Gerade ländliche Gebiete verzeichnen hier oft ein seltsames Problem:

Pakete kommen zu den zuständigen Frachtzentren. Dabei werden von den Frachtfahrern i.d.R. die Pakete bereits bis Mittag an den Abholstellen eingesammelt.

Hat man es nun mit einer sehr kleinen Poststelle zu tun, kann es im schlimmsten Fall vorkommen, dass dort gar keine Fracht abgefahren wird. Die Pakete werden meist von Zustellern in die Zustellzentren gebracht und erst dort dem Frachtfahrer für die Fahrt zum Frachtzentrum übergeben.

 

Ein Beispiel für eine sehr schlechte Konstellation:

Sie geben ein Paket am Tag 1 in der kleinen Poststelle mittags um 14:00 Uhr auf. Der Zusteller ist bereits durch.

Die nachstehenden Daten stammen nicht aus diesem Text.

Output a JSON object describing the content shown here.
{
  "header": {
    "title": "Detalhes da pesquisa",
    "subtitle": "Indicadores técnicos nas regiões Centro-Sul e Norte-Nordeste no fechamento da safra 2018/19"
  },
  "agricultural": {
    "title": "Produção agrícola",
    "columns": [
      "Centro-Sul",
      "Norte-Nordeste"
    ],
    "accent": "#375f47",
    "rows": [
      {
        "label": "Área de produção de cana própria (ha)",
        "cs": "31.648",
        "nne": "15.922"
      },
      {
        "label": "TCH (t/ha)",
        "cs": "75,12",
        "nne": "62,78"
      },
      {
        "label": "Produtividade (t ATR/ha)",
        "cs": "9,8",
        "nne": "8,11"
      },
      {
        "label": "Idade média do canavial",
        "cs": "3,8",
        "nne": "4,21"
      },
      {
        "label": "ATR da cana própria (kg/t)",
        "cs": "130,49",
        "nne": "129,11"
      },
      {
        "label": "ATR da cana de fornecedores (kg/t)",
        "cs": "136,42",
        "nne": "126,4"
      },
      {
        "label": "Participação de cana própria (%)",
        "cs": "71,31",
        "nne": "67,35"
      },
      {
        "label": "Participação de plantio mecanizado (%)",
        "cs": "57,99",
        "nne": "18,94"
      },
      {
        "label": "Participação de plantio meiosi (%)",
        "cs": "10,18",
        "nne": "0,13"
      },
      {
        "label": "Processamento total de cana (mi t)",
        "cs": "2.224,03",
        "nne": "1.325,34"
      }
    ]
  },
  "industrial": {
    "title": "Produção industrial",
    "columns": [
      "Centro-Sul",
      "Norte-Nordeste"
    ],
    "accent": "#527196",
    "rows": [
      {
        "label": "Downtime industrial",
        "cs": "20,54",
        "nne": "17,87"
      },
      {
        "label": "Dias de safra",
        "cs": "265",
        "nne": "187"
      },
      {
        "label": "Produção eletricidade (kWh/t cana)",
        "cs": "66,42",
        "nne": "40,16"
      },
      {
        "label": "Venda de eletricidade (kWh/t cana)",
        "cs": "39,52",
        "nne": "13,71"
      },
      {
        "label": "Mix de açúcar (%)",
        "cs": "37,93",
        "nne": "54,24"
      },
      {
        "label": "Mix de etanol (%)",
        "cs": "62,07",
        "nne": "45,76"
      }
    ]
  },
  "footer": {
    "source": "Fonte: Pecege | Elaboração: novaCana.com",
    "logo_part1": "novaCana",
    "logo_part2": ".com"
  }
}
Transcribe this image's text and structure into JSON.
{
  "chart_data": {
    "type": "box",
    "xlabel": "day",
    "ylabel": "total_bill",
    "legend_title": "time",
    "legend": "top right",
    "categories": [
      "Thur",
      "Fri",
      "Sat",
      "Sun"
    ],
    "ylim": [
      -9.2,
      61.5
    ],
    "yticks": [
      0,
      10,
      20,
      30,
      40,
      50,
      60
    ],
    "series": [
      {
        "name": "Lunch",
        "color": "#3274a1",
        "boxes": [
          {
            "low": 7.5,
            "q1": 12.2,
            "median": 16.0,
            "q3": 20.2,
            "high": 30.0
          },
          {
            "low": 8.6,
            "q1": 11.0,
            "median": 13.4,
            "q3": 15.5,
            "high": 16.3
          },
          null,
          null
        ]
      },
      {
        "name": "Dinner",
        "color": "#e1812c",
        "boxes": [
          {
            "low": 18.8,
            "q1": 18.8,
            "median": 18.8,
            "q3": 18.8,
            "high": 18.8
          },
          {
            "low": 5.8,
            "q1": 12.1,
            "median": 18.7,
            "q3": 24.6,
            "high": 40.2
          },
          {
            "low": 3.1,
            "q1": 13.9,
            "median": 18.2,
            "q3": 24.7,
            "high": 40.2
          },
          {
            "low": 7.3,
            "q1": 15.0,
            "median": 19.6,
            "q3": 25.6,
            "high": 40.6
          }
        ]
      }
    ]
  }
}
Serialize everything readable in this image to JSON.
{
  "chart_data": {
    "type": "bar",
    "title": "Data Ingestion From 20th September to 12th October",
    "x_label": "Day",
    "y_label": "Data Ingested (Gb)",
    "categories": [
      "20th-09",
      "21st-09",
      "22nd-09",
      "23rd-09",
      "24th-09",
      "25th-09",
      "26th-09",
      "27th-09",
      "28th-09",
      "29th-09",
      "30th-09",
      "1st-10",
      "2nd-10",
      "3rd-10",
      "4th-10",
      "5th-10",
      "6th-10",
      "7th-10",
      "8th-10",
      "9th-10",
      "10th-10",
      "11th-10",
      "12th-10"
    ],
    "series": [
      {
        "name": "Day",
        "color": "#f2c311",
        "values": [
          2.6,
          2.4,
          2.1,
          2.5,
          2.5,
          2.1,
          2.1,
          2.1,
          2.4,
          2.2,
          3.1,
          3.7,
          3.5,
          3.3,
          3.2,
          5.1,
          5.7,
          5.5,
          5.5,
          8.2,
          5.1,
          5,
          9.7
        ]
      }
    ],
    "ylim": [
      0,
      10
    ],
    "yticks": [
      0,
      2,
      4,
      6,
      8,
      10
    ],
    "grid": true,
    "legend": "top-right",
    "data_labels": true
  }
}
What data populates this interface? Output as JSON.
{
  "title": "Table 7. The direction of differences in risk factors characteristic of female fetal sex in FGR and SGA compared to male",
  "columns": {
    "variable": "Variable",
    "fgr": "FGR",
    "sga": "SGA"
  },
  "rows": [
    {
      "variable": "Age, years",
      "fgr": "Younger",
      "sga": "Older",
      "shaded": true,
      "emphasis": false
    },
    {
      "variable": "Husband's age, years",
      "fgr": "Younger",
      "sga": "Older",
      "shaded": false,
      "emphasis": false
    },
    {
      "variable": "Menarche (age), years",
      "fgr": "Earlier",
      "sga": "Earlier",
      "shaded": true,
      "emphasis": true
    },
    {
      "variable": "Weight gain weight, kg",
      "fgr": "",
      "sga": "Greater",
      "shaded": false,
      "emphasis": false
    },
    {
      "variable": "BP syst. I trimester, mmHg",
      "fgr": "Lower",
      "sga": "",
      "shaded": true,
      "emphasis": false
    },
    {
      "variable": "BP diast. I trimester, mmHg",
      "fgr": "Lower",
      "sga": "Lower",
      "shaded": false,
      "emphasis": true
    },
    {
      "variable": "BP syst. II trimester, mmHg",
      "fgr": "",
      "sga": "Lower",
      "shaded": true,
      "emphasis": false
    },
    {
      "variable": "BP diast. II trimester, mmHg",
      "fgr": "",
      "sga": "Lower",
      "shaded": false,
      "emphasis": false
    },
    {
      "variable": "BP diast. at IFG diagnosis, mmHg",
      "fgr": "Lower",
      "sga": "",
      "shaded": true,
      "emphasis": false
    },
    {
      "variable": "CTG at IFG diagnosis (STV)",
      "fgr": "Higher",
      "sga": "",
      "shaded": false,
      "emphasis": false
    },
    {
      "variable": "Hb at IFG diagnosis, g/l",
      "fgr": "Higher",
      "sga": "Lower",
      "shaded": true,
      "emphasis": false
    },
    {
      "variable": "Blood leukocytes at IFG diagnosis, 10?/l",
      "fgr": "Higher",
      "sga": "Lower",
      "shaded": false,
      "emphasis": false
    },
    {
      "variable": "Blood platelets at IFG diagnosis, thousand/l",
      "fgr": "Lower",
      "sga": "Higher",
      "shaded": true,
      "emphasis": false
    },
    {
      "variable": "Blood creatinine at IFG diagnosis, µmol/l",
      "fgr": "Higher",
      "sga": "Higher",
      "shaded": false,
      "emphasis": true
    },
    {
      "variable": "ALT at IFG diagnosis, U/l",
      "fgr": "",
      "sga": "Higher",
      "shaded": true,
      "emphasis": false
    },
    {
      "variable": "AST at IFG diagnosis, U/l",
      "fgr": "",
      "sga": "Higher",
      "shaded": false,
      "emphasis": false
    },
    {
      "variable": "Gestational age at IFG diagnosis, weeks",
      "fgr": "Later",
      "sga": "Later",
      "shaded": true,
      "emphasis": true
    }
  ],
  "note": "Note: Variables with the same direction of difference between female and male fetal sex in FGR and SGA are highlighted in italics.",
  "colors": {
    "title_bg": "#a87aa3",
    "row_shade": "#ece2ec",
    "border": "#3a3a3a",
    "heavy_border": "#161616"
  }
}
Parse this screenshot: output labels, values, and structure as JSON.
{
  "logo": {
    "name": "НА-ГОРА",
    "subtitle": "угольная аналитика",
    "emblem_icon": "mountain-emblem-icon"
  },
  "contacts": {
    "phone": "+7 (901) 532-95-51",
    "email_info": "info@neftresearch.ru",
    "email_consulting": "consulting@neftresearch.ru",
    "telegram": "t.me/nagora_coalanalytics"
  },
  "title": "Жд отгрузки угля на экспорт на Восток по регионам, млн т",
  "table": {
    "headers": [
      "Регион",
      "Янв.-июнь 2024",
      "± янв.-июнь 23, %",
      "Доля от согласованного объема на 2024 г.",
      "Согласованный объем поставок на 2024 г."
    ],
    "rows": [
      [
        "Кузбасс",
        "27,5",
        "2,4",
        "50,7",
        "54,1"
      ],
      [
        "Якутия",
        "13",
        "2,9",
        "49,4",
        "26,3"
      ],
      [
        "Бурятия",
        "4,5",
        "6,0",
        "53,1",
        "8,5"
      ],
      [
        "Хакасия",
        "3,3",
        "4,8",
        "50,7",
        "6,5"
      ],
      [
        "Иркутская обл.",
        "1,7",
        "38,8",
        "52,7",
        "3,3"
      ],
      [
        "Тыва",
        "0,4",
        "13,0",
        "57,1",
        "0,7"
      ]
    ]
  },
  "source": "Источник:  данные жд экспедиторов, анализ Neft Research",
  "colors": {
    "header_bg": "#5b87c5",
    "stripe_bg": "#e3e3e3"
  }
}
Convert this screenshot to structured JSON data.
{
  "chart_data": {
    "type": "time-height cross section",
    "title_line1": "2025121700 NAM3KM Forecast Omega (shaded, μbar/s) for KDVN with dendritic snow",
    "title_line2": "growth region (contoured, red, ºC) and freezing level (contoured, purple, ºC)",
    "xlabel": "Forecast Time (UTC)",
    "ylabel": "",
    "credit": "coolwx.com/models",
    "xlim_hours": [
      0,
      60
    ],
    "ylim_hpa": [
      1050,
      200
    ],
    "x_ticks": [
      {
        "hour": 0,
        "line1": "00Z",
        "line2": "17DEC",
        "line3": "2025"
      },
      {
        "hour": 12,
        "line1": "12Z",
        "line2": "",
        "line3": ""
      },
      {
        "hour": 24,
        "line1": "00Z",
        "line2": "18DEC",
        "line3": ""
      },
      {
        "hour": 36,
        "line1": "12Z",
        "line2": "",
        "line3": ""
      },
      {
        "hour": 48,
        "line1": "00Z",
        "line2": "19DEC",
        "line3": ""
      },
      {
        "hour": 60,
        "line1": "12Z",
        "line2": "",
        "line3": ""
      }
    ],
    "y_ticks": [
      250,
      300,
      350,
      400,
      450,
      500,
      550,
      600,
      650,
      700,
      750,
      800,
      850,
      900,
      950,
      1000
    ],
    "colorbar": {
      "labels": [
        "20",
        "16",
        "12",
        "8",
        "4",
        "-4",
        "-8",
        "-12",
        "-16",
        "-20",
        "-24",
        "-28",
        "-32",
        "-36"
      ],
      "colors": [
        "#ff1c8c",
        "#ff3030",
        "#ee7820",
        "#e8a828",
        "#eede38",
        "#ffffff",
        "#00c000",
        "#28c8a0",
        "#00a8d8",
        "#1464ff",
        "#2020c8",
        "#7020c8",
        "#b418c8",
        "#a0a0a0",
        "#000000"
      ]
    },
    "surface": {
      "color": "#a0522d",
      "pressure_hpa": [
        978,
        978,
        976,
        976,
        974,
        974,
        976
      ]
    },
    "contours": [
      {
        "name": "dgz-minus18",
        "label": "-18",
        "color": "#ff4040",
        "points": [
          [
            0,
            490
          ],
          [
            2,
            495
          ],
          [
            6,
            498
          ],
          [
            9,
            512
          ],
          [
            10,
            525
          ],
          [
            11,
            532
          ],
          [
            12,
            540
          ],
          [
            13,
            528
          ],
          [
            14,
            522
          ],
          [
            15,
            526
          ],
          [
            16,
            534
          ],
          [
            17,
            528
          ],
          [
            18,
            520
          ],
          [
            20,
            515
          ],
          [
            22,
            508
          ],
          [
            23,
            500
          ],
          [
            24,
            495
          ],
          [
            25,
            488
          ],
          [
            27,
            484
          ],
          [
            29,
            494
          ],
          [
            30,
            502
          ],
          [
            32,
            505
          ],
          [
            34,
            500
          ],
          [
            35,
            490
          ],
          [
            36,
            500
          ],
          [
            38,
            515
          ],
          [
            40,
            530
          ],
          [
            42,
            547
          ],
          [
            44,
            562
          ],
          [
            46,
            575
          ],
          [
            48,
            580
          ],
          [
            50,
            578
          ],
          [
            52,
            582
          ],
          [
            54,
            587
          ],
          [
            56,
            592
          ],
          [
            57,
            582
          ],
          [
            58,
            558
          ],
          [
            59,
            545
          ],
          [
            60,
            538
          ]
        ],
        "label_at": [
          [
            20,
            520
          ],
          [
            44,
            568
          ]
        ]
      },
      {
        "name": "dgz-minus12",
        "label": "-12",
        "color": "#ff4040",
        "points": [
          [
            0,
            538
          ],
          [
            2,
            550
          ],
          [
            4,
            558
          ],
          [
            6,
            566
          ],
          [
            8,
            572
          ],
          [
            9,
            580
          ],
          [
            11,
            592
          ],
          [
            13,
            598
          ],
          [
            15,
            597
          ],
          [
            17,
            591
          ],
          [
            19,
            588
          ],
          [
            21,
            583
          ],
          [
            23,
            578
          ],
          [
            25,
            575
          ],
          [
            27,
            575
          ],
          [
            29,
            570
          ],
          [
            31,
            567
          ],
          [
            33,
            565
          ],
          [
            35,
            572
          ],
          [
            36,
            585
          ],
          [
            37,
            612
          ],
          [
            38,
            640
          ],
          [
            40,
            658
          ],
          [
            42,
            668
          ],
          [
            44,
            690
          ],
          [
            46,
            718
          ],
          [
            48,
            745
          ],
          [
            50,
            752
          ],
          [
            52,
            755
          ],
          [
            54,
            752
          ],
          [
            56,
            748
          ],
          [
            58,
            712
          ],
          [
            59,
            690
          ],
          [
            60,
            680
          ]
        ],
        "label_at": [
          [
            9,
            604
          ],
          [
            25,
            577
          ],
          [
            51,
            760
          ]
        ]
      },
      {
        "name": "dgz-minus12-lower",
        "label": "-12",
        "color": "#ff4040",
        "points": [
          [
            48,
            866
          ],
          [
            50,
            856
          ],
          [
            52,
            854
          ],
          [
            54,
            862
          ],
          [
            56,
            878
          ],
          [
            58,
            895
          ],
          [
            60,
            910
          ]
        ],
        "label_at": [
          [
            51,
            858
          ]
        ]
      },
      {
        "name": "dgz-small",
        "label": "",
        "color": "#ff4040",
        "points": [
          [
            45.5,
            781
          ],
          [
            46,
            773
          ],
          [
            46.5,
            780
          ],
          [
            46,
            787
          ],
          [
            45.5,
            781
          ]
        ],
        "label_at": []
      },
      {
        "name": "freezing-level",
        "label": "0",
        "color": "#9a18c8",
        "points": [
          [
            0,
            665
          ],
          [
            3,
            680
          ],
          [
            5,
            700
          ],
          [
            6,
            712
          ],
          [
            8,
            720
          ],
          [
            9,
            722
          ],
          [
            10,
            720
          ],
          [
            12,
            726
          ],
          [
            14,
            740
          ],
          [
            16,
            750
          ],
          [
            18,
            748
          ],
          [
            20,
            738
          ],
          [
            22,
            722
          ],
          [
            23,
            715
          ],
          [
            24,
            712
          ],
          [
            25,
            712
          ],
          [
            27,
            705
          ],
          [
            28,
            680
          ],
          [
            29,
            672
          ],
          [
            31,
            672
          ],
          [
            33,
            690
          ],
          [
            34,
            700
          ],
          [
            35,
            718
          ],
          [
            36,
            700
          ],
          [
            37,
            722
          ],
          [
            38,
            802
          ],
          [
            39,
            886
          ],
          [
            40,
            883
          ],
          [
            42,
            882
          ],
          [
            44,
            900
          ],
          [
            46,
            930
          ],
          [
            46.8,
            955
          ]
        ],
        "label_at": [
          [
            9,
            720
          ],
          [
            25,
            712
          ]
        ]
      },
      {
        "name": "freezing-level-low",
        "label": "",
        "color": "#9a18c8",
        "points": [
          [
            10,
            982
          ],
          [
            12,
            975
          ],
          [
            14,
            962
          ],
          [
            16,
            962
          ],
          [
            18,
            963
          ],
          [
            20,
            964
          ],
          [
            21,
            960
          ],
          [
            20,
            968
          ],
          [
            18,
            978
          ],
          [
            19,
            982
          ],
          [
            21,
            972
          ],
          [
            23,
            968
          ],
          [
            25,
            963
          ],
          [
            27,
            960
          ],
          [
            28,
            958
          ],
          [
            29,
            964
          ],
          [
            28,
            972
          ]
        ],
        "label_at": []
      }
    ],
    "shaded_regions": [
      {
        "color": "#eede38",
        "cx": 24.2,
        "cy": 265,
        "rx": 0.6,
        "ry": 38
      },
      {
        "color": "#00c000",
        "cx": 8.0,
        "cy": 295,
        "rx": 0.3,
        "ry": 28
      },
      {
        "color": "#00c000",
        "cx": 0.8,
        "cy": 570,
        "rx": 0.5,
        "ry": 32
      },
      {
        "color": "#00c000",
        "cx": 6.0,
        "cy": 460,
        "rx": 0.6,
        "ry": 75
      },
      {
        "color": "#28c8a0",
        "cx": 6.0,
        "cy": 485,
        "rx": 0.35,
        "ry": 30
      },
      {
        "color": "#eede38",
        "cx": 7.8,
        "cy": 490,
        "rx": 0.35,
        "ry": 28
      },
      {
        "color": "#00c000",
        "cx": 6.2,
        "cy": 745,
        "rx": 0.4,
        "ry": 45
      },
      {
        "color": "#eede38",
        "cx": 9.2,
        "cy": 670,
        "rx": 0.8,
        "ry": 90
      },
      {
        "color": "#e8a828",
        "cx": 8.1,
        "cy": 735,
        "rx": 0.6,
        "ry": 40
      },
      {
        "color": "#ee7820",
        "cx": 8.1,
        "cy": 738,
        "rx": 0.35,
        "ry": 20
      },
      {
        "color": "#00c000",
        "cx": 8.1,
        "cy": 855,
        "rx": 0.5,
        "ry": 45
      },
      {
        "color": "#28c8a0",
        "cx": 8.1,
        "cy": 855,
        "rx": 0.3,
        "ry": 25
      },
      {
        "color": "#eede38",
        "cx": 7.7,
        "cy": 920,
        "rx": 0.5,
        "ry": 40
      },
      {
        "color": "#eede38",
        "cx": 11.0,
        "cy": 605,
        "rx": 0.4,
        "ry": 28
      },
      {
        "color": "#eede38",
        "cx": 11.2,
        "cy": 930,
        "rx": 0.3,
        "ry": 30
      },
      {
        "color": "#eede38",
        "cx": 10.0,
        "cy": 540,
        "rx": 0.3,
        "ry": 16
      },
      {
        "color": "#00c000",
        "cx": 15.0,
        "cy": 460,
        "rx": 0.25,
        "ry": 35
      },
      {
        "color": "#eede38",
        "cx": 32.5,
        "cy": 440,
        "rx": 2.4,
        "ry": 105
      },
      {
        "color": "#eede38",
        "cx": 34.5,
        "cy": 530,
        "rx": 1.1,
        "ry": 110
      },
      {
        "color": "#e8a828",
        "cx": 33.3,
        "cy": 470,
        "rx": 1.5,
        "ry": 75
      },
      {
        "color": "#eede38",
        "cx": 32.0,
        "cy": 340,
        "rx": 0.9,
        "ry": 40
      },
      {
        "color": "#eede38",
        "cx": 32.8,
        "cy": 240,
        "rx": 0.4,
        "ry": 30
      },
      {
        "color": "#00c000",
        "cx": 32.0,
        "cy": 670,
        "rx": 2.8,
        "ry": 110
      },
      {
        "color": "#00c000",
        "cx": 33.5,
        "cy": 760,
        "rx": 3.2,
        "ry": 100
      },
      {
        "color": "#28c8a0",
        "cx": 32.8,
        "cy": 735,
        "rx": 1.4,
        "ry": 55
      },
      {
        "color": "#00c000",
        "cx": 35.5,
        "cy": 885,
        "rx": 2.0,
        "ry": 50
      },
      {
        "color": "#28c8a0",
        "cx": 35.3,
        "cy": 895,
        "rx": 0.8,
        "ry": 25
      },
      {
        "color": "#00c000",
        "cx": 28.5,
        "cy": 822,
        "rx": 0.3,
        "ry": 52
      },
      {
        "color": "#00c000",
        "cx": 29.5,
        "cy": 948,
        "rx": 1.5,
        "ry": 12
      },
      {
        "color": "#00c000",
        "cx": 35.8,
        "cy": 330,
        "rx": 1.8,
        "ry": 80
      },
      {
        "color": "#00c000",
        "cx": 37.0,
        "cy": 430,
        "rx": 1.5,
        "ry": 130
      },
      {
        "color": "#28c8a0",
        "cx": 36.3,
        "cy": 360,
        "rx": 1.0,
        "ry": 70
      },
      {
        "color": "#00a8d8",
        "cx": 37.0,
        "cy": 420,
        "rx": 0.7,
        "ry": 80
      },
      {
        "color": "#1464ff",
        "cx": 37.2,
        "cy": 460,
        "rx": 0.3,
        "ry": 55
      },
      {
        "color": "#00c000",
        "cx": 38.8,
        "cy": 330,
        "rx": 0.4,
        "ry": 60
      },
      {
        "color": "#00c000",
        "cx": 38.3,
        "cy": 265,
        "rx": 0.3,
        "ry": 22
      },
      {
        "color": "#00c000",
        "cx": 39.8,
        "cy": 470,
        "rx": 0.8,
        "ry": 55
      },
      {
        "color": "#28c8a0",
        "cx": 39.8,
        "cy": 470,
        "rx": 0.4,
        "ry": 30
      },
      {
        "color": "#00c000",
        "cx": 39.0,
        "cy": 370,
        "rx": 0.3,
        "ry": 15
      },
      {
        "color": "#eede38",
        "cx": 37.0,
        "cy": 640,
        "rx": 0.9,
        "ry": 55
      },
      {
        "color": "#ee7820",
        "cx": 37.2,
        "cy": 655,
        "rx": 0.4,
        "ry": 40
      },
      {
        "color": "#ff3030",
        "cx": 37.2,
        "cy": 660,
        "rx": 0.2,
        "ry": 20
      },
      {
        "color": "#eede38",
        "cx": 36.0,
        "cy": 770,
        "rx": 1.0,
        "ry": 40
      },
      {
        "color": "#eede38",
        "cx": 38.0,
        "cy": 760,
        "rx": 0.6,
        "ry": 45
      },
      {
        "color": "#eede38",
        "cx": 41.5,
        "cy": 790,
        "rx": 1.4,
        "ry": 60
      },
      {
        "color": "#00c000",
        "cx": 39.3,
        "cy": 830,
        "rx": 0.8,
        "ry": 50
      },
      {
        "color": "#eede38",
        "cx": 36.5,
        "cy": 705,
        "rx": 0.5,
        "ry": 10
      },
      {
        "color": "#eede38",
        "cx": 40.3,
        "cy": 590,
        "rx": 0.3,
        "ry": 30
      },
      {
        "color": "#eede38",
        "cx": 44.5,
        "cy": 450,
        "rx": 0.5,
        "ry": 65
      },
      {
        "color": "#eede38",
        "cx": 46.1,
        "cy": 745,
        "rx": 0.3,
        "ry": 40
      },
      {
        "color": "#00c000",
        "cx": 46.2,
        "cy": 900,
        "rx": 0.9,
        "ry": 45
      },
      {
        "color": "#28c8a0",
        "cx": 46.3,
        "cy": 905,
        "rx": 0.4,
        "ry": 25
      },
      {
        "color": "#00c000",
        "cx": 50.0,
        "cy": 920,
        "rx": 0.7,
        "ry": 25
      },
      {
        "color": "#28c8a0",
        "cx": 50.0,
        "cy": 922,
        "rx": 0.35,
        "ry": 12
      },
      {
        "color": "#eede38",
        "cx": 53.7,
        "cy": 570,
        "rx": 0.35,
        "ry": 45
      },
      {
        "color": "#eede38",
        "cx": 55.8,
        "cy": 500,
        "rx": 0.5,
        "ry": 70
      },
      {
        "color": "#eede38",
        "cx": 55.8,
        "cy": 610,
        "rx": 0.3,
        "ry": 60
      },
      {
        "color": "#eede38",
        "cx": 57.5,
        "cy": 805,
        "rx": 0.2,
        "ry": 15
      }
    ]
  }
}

Ihr Paket liegt dort bis Tag 2. Am Tag 2 nimmt es der Zusteller mit zum Zustellzentrum, dort verpaßt er aber den Frachtfahrer.

Das Paket liegt also dort bis Tag 3. Am Tag 3 wird es vom Frachtfahrer mit ins Frachtzentrum mitgenommen und beginnt demnach erst dann seine Reise.

Erst ab diesem Tag 3 können Sie mit der Laufzeit 1-2 Tage rechnen.

Sooo und nun haben Sie auch noch Pech, ein Wocheende oder ein Feiertag kommt dazwischen ....

Wie man gut sieht, kann also trotz Schnelligkeit des Versenders eine ungünstige Konstellation zu unerwünschten Verzögerungen führen.

Was man bei all den Betrachtungen auch nicht vergessen sollte: Die Sendungen sind auf der "Straße" unterwegs. Denkt man dabei an unser so toll überaltertes Straßennetz mit all seinen Staus und Katastrophen bei Wintereinbruch, so sollte man in der Winterzeit erwägen, dass sich dadurch nochmal Verzögerungen ergeben. 

 

Fazit:

Beachten Sie bitte vor Anfragen die o.g. Umstände und berücksichtigen Sie Ihre Versandzeitbewertung dabei. Denken Sie auch daran, dass je nach Verkäufer natürlich Bereitstellungszeiten gerechnet werden müssen, das Paket muß ja auch gepackt werden.

Es ist daher schon erstaunlich und eine tolle Leistung, dass überhaupt so viele Sendungen oft mit nur 1-2 Werktagen Laufzeit ans Ziel kommen.